仅由热诱导大豆分离蛋白聚集体（HSPI）稳定的高内相皮克林乳液（HIPPE）稳定性有限，3D 打印性能较差。虽然有关在中性 pH 条件下由 HSPI 和聚酰亚胺稳定的 HIPPE 的研究很少，但本研究结合 HSPI 和ĸ-卡拉胶（CG）来制造 HIPPE。研究发现，CG 的加入大大减小了液滴的尺寸，提高了 HIPPE 的储存稳定性。此外，在一个冻融循环后，CG 的存在提高了 HIPPE 的冻融稳定性。此外，添加 CG 还大大改善了三维打印 HIPPE 的结构完整性，提高了打印精度。这是因为 CG 的存在降低了界面张力，提高了 HSPI-CG 的 zeta 电位和粘度，从而更有效地促进了颗粒对油水界面的吸附。此外，CG 的存在还大大增强了所生成的 HIPPE 的粘弹性。这些结果可进一步归因于 HSPI 和 CG 在中性 pH 条件下的强氢键和疏水相互作用，这一点可从傅里叶变换红外光谱和等温滴定量热仪的结果中得到证实。因此，CG 的加入使 HIPPE 在较低的固体颗粒浓度下具有更优异的性能。

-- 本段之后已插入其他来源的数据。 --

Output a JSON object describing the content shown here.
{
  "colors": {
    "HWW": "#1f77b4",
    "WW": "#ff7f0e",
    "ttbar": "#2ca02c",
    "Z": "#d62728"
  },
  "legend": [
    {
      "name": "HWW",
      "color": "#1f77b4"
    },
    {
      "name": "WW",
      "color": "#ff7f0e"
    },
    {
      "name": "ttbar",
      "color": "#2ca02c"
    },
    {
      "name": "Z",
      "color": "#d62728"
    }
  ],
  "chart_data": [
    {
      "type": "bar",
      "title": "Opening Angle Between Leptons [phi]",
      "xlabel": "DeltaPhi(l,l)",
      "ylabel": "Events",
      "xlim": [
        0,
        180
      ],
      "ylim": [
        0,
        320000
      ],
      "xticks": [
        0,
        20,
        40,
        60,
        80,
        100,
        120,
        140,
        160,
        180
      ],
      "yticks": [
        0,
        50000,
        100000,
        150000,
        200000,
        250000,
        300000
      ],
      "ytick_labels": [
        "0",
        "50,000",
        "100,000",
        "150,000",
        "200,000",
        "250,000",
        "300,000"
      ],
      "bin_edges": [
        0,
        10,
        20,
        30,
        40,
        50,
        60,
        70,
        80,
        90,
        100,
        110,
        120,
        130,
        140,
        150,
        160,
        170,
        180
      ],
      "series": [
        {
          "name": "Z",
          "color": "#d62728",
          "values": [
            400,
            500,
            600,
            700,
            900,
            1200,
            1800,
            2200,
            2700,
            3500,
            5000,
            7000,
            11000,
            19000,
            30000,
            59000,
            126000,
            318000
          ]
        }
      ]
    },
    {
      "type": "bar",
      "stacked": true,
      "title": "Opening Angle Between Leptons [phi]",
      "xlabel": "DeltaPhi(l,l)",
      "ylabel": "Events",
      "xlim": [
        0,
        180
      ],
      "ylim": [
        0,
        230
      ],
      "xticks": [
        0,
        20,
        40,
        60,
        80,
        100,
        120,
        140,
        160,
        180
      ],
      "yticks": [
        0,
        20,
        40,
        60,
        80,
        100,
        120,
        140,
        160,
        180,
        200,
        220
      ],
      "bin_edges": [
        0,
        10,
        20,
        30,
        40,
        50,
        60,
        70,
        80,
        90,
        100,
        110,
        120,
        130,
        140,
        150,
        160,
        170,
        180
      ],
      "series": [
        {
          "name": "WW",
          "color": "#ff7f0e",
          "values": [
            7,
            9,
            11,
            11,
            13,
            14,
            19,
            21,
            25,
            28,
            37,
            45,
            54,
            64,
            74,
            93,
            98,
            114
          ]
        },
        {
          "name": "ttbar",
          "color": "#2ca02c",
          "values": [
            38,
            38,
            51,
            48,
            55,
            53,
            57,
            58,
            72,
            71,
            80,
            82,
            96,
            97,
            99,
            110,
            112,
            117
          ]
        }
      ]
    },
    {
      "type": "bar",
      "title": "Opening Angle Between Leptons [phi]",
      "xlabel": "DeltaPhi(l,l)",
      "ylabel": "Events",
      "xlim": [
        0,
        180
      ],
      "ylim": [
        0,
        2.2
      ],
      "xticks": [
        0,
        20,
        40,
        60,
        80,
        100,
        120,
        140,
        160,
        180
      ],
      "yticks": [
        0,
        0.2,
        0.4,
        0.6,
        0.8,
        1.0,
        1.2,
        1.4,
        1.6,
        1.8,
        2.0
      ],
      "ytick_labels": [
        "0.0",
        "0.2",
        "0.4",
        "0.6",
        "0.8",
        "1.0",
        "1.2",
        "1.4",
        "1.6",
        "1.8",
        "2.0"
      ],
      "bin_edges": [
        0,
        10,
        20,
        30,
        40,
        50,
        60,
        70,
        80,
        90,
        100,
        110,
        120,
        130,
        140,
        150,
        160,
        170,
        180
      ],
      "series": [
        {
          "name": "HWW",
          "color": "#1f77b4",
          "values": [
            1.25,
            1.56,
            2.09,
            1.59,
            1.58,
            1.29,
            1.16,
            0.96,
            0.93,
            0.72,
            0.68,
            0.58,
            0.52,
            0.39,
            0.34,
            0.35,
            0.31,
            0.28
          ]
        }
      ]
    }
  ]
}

本文章由计算机程序翻译，如有差异，请以英文原文为准。

Effect of carrageenan on stability and 3D printing performance of high internal phase pickering emulsion stabilized by soy protein isolate aggregates under neutral condition

查看原文本刊更多论文

Effect of carrageenan on stability and 3D printing performance of high internal phase pickering emulsion stabilized by soy protein isolate aggregates under neutral condition

High internal phase Pickering emulsion (HIPPE) stabilized by heat induced soy protein isolate aggregates (HSPI) alone had limited stability and poor 3D printing performance. While there is few research about HIPPE stabilized by HSPI and polysaccrides at neutral pH condition, where HSPI and ĸ-carrageenan (CG) were combined to fabricate HIPPE in this research. It was found that the incorporation of CG significantly decreased the droplet size and improved the storage stability of the resulting HIPPE. Moreover, the presence of CG improved the freeze-thaw stability of HIPPE after one freeze-thaw cycle. In addition, the addition of CG significantly improved the structural integrity of the 3D printed HIPPE and enhanced the printing precision. This was because the presence of CG decreased the interfacial tension, increased the zeta potential and viscosity of HSPI-CG, thus promoting the adsorption of particles to the oil-water interface more effectively. Moreover, the presence of CG significantly enhanced the viscoelasticity of the resulting HIPPE. These results can be further attributed to the strong hydrogen bonding and hydrophobic interaction between HSPI and CG at neutral pH condition, which can be confirmed from results of Fourier-transform infrared spectroscopy and Isothermal titration calorimeter. So the incorporation of CG endowed HIPPE with more excellent properties at a lower solid particle concentration.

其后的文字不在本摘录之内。